[Python-ideas] PEP 8: raw strings & regular expressions

Andrew Barnert abarnert at yahoo.com
Thu Oct 22 06:00:20 EDT 2015


On Oct 22, 2015, at 00:44, Terry Reedy <tjreedy at udel.edu> wrote:
> 
>> On 10/21/2015 10:24 PM, Yury Selivanov wrote:
> 
>> I think that it might be a good idea to state the following in PEP 8:
>> 
>> - use r'...' strings for raw strings that describe regular expressions;
>> these strings might be highlighted specially in some editors.
>> 
>> - use R'...' strings for raw strings; editors *should not* highlight
>> any escaped characters in them.
>> 
>> What do you think?
> 
> I think it a bad idea.  For beginners on Windows, r'windows\path\file.py' might be more common than r're'.  

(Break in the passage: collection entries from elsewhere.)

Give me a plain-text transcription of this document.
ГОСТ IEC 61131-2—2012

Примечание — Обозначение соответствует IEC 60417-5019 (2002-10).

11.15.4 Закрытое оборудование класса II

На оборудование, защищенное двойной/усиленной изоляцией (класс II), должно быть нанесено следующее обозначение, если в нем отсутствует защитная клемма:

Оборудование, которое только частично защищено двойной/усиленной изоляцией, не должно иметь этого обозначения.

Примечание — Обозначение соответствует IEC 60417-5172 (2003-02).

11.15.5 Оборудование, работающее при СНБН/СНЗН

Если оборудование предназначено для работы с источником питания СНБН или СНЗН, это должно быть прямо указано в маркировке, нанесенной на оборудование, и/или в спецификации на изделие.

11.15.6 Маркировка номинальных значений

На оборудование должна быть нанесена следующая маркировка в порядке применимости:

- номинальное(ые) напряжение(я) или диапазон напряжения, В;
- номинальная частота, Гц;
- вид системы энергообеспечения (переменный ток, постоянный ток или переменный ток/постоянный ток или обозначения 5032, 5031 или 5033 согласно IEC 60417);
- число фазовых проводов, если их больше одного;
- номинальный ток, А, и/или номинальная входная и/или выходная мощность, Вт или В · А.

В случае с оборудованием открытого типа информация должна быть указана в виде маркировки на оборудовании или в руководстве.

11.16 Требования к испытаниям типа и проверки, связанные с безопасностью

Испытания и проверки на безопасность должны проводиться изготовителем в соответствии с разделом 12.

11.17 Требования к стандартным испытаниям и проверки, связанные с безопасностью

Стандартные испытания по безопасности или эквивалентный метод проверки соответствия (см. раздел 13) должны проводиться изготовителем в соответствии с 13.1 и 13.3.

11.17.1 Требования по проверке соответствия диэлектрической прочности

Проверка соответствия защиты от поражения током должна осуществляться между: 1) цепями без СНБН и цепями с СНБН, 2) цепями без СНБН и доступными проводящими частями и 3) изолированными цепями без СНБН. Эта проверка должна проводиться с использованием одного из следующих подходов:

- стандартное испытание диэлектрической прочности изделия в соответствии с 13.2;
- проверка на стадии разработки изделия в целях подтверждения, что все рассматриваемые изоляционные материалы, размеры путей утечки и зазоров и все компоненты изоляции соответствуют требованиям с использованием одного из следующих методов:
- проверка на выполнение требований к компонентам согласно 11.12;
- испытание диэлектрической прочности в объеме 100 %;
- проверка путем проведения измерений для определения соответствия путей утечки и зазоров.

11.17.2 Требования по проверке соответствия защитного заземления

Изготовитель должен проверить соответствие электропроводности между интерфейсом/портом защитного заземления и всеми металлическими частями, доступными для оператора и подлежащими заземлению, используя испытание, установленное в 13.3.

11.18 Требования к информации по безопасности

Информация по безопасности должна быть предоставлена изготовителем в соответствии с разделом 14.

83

It's also worth noting that an awful lot of code that uses Windows pathnames is either beginner code, local scripts, or closed-source commercial code, which means a typical code search is probably going to vastly underrepresent how common they are in raw strings.

(Of course that same fact means it may be perfectly reasonable for GitHub to assume raw strings are regexps rather than Windows pathnames, even if it isn't reasonable for Python itself, or general-purpose tools like IDLE…)

> I have never seen R used.
> 
> If you wanted to promote the use of the currently rare R for REs, and have editors specially mark raw literals with this special prefix, I would not mind.

That doesn't sound as bad.

But I still don't like it. Where else does Python provide two equivalent ways to do something, specifically to support external semantic connotations? It's like having <> and != both mean the same thing to support people coming up with some language-external difference between the spellings.

(Yes, I realize there are a few cases like this—e.g., someone could use the fact that int and 'int' annotate the same type to give them different connotations—but those are accidental effects of some other language feature; PEP 8 certainly isn't going to suggest using 'int' to mean one thing and int another.)

If we really want there to be a difference, we should have a regex literal syntax—maybe an x or s prefix or something—in place of re.compile(r'…').